鳴鳥(なきどり)と呼ばれるさえずりの美しい鳥たちは、主に求愛のために歌います。
1930年代には、科学者たちはオスの方が、メスよりも音の擬態能力に優れているということに気づきます。
これは主にオスが交尾のために、メスを引き寄せる目的で声を学習するためと考えられています。
彼らはモテる目的で歌がうまくなったわけです。
当然モテるオスは子孫を作る機会が増えます。
そのため進化の系統で継承されていくのは、歌の学習能力や再現能力の高い要素となっていくのです。
しかし、ここで1つ疑問が浮かびます。
ウグイスは常に「ホーホケキョ」と種族固有の歌を覚えるのに対して、オウムなどは全然関係ない人間という種族の言葉を真似します。
ここには大きな違いがあるように思えます。
なぜ、オウムは他種族の言葉を真似るのでしょう?
それはオウムという種族が、常に新しいものに惹かれる先進的な嗜好を持っていたためです。
人間でも歌を聞く場合、ボカロのような新しくて変わったタイプの楽曲に飛びつく人もいれば、「あんなもん歌じゃない!」と拒絶して新しい文化を受け入れられない人もいます。
言ってしまえば、ウグイスのような鳥たちは「クラシックしか音楽は認めない!」という一派であり、オウムは「今まで聞いたことのない新しいものが好き」という一派なのです。
当然オウムのメスも、古臭い歌より、聞いたことのない新しい歌を披露するオスに惹かれて子孫を残します。

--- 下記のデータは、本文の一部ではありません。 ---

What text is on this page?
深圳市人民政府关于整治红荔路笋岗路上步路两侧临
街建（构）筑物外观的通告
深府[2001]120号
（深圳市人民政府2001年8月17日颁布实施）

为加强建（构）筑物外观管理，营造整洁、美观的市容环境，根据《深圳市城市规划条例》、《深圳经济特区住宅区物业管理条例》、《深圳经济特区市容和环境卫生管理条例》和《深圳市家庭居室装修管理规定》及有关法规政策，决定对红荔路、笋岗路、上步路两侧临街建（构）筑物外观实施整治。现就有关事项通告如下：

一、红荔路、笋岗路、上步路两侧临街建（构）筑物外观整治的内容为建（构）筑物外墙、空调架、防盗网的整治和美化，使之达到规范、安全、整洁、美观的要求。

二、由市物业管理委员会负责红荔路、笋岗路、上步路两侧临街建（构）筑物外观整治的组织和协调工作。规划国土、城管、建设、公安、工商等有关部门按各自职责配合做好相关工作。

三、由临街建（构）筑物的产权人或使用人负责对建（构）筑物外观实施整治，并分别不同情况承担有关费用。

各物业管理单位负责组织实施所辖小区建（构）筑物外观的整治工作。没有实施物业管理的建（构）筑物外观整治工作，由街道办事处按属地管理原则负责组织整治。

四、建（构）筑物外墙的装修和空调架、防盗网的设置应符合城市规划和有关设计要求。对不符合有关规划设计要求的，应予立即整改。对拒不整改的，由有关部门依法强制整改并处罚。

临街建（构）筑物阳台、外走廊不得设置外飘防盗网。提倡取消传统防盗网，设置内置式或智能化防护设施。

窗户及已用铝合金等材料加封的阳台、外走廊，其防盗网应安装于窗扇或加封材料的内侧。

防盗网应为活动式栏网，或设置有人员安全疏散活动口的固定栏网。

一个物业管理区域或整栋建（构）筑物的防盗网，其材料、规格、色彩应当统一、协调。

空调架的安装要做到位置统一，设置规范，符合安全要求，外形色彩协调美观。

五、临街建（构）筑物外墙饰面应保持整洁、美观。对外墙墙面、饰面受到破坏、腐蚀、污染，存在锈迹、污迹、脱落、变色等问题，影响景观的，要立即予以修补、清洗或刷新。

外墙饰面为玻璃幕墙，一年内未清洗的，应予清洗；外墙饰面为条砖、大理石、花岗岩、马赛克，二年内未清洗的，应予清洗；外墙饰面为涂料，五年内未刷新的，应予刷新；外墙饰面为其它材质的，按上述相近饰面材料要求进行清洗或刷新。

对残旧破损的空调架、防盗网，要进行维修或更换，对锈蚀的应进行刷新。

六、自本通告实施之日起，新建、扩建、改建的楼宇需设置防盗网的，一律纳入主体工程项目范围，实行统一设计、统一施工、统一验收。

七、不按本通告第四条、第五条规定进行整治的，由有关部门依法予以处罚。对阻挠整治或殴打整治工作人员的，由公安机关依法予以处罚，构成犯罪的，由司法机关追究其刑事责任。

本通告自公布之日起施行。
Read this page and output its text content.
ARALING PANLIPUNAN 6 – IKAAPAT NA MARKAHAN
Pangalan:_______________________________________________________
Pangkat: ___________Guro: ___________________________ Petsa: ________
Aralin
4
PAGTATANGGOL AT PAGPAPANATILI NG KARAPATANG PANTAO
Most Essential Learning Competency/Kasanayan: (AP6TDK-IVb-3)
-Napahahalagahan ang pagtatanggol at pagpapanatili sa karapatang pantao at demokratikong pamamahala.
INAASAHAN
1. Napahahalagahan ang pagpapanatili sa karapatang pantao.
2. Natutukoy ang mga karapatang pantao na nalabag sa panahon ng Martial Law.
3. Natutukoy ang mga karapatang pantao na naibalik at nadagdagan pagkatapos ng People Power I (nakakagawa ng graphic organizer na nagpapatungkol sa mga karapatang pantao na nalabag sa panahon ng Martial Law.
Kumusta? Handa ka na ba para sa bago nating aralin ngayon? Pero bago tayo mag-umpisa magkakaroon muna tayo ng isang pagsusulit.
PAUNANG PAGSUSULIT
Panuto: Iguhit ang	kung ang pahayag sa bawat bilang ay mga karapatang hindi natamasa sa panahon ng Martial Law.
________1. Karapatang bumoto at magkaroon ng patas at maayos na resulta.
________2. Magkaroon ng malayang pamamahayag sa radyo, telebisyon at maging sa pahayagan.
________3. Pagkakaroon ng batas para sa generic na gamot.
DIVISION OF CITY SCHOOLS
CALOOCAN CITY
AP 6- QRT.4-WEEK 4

そのためウグイスは種族伝統の歌を上手に覚えて真似ていったのに対して、オウムはこれまで聞いたことのない他種族の鳴き方を学習する能力と、それを再現できる幅広い声域を獲得していきました。
そして結果的に、オウムは聞き慣れない人間の話し言葉さえ、それを正確に学習してマネるようになったと考えられるのです。
事実、人に飼われていたオウムが野生に帰った際、覚えた人間の言葉を仲間に披露したことで、野生のオウムの間で人間の言葉が流行ってしまったという奇妙な事例がオーストラリアで報告されています。